We all have different reasons for keeping whatever livestock we have.  We do now and will always have some sort of shelter available.  Many we know have only an emergency shelter but they lose a number of lambs when the weather is nasty.

Nice to see you posting and more are always welcome.


----------



## RuralFarmGirl (Mar 19, 2017)

Hey guys. Wanted to update you that my first lamb has arrived. It was probably 35* or so the Friday when he was born. Momma cleaned him off and they were both up and moving around when we found him. Everything went great and he is doing splendid!!


----------



## Mike CHS (Mar 19, 2017)

One of the most pleasant sights is watching that little tail start wagging when they are getting milk.


----------



## Baymule (Mar 19, 2017)

Congrats on the new baby, he's adorable!


----------



## KatahdinMomma (Mar 21, 2017)

RuralFarmGirl said:


> Hey guys. Wanted to update you that my first lamb has arrived. It was probably 35* or so the Friday when he was born. Momma cleaned him off and they were both up and moving around when we found him. Everything went great and he is doing splendid!!


Awwww, precious. Congrats!


----------



## Latestarter (Mar 21, 2017)

Congrats! what a cutie!


----------



## Sheepshape (Mar 22, 2017)

Lovely little face!

The weather here is dire....very low temperatures and sleet/snow with driving winds. It's a real struggle to try to keep the lambs and mums safe.


----------



## RuralFarmGirl (Mar 23, 2017)

Sheepshape said:


> Lovely little face!
> 
> The weather here is dire....very low temperatures and sleet/snow with driving winds. It's a real struggle to try to keep the lambs and mums safe.

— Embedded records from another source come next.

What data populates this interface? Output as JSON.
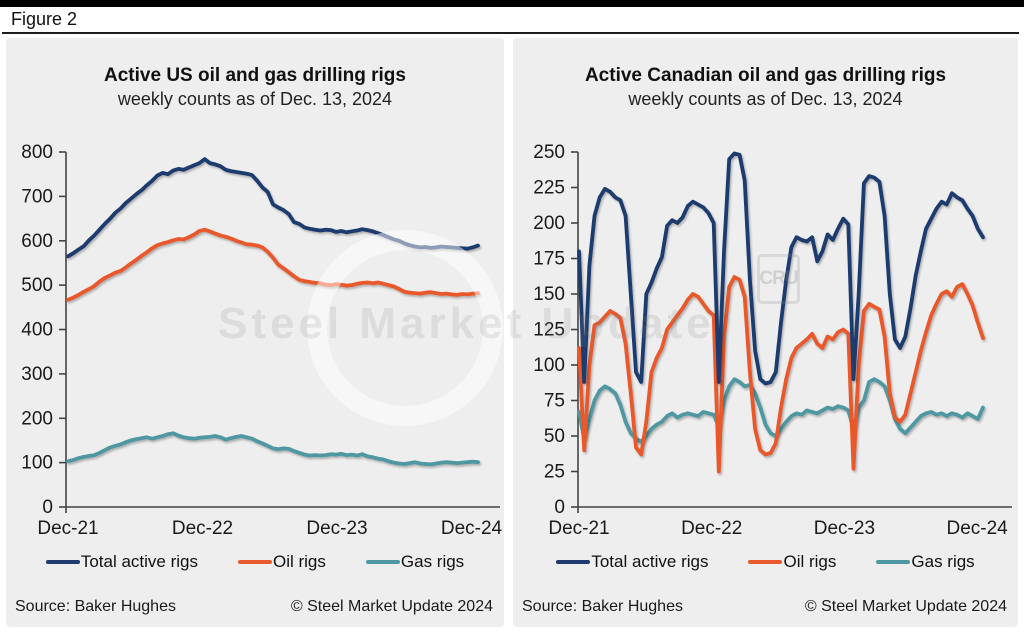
{
  "figure_label": "Figure 2",
  "footer": {
    "source": "Source: Baker Hughes",
    "copyright": "© Steel Market Update 2024"
  },
  "watermark": {
    "text": "Steel Market Update",
    "logo_text": "CRU"
  },
  "colors": {
    "total_rigs": "#1f3a6e",
    "oil_rigs": "#e8592b",
    "gas_rigs": "#4f98a2",
    "panel_background": "#eeeeee",
    "top_bar": "#000000",
    "axis": "#444444",
    "tick_text": "#1a1a1a"
  },
  "chart_data": [
    {
      "type": "line",
      "title": "Active US oil and gas drilling rigs",
      "subtitle": "weekly counts as of Dec. 13, 2024",
      "x_tick_labels": [
        "Dec-21",
        "Dec-22",
        "Dec-23",
        "Dec-24"
      ],
      "ylim": [
        0,
        800
      ],
      "yticks": [
        0,
        100,
        200,
        300,
        400,
        500,
        600,
        700,
        800
      ],
      "grid": false,
      "legend_position": "bottom",
      "series": [
        {
          "name": "Total active rigs",
          "color": "#1f3a6e",
          "values": [
            565,
            572,
            580,
            588,
            601,
            612,
            625,
            638,
            650,
            663,
            673,
            685,
            695,
            705,
            714,
            725,
            735,
            747,
            753,
            750,
            758,
            762,
            760,
            765,
            770,
            775,
            784,
            775,
            772,
            768,
            760,
            757,
            755,
            753,
            751,
            748,
            735,
            720,
            710,
            682,
            675,
            669,
            660,
            642,
            638,
            630,
            627,
            625,
            623,
            625,
            624,
            620,
            622,
            619,
            621,
            623,
            626,
            624,
            621,
            617,
            613,
            608,
            603,
            600,
            594,
            590,
            587,
            585,
            586,
            584,
            585,
            587,
            586,
            585,
            584,
            583,
            582,
            585,
            589
          ]
        },
        {
          "name": "Oil rigs",
          "color": "#e8592b",
          "values": [
            467,
            472,
            478,
            485,
            491,
            498,
            508,
            516,
            522,
            528,
            532,
            540,
            549,
            557,
            566,
            574,
            583,
            590,
            594,
            597,
            601,
            604,
            603,
            608,
            614,
            622,
            625,
            621,
            616,
            612,
            609,
            605,
            600,
            596,
            592,
            591,
            589,
            585,
            575,
            562,
            546,
            538,
            529,
            520,
            512,
            509,
            507,
            505,
            504,
            501,
            500,
            502,
            501,
            499,
            500,
            503,
            505,
            506,
            504,
            506,
            503,
            500,
            497,
            491,
            485,
            483,
            482,
            481,
            483,
            484,
            482,
            480,
            481,
            479,
            478,
            480,
            479,
            481,
            482
          ]
        },
        {
          "name": "Gas rigs",
          "color": "#4f98a2",
          "values": [
            103,
            106,
            110,
            113,
            115,
            117,
            122,
            128,
            134,
            138,
            141,
            146,
            150,
            153,
            155,
            157,
            154,
            157,
            160,
            164,
            166,
            161,
            157,
            155,
            154,
            156,
            157,
            158,
            160,
            157,
            152,
            155,
            158,
            160,
            157,
            154,
            148,
            143,
            138,
            132,
            130,
            132,
            131,
            126,
            122,
            118,
            116,
            117,
            116,
            117,
            119,
            118,
            120,
            117,
            118,
            116,
            119,
            114,
            112,
            109,
            107,
            103,
            100,
            98,
            97,
            99,
            101,
            98,
            97,
            96,
            98,
            100,
            101,
            100,
            99,
            100,
            101,
            102,
            101
          ]
        }
      ]
    },
    {
      "type": "line",
      "title": "Active Canadian oil and gas drilling rigs",
      "subtitle": "weekly counts as of Dec. 13, 2024",
      "x_tick_labels": [
        "Dec-21",
        "Dec-22",
        "Dec-23",
        "Dec-24"
      ],
      "ylim": [
        0,
        250
      ],
      "yticks": [
        0,
        25,
        50,
        75,
        100,
        125,
        150,
        175,
        200,
        225,
        250
      ],
      "grid": false,
      "legend_position": "bottom",
      "series": [
        {
          "name": "Total active rigs",
          "color": "#1f3a6e",
          "values": [
            180,
            88,
            170,
            205,
            218,
            224,
            222,
            218,
            216,
            205,
            150,
            95,
            88,
            150,
            158,
            168,
            176,
            198,
            202,
            200,
            204,
            212,
            215,
            213,
            211,
            207,
            200,
            88,
            180,
            245,
            249,
            248,
            230,
            160,
            110,
            90,
            87,
            88,
            95,
            130,
            160,
            183,
            190,
            188,
            187,
            190,
            173,
            180,
            192,
            188,
            196,
            203,
            199,
            90,
            150,
            228,
            233,
            232,
            229,
            205,
            150,
            118,
            112,
            120,
            140,
            163,
            180,
            196,
            203,
            210,
            215,
            213,
            221,
            218,
            216,
            210,
            205,
            196,
            190
          ]
        },
        {
          "name": "Oil rigs",
          "color": "#e8592b",
          "values": [
            112,
            40,
            100,
            128,
            130,
            134,
            138,
            136,
            133,
            115,
            80,
            42,
            37,
            60,
            95,
            105,
            112,
            125,
            130,
            135,
            140,
            146,
            150,
            148,
            143,
            138,
            135,
            25,
            120,
            155,
            162,
            160,
            148,
            95,
            55,
            40,
            37,
            38,
            45,
            70,
            90,
            105,
            112,
            115,
            118,
            122,
            115,
            112,
            120,
            118,
            123,
            125,
            122,
            27,
            100,
            138,
            143,
            141,
            139,
            120,
            80,
            63,
            60,
            65,
            80,
            95,
            110,
            123,
            135,
            143,
            150,
            152,
            148,
            155,
            157,
            150,
            142,
            130,
            119
          ]
        },
        {
          "name": "Gas rigs",
          "color": "#4f98a2",
          "values": [
            67,
            48,
            62,
            75,
            82,
            85,
            83,
            80,
            72,
            60,
            52,
            48,
            46,
            50,
            55,
            58,
            60,
            64,
            66,
            63,
            65,
            66,
            65,
            64,
            67,
            66,
            65,
            57,
            75,
            85,
            90,
            88,
            85,
            86,
            80,
            70,
            58,
            52,
            50,
            55,
            60,
            64,
            66,
            65,
            68,
            67,
            66,
            68,
            70,
            69,
            71,
            70,
            68,
            55,
            70,
            75,
            88,
            90,
            88,
            85,
            75,
            62,
            55,
            52,
            56,
            60,
            64,
            66,
            67,
            65,
            66,
            64,
            66,
            65,
            63,
            66,
            64,
            62,
            70
          ]
        }
      ]
    }
  ]
}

I'm definitely feeling less stressed about caring for my sheep. I felt like my shelter was less than optimal but she's been doing soo good with the lamb, and he's been thriving. Getting out of the wet is definitely a need though(in my understanding anyhow.) they seem to deal pretty well with everything else!


----------



## Latestarter (Mar 23, 2017)

It's funny... it seems like goats think they'll melt if they get wet, while sheep just don't seem to care... unless it's a torrential downpour... Sheep will just lay down out in the snow and end up with a snow blanket covering them in a storm, while goats many times won't even set hoof in snow... Always the exception to the norm though


----------



## Mike CHS (Mar 23, 2017)

Everything I read said sheep don't like to be in a shelter and what we have found is that in decent weather they prefer being outdoors.  Our sheep will go into their shelters even with a light mist even when it's warm out.  They may not have gotten that way since they did not know what a shelter was till we put them inside when it was freezing out and they didn't have their winter coats yet.  They then begged to be let in with the ewes with new lambs all warm and cozy.


----------



## RuralFarmGirl (Mar 23, 2017)

Latestarter said:


> It's funny... it seems like goats think they'll melt if they get wet, while sheep just don't seem to care... unless it's a torrential downpour... Sheep will just lay down out in the snow and end up with a snow blanket covering them in a storm, while goats many times won't even set hoof in snow... Always the exception to the norm though


Agreed. They don't seem to mind walking or laying out in the snow. And even a non stop drizzle didn't faze them-just down pouring rain ussually keeps them inside for the most part.


----------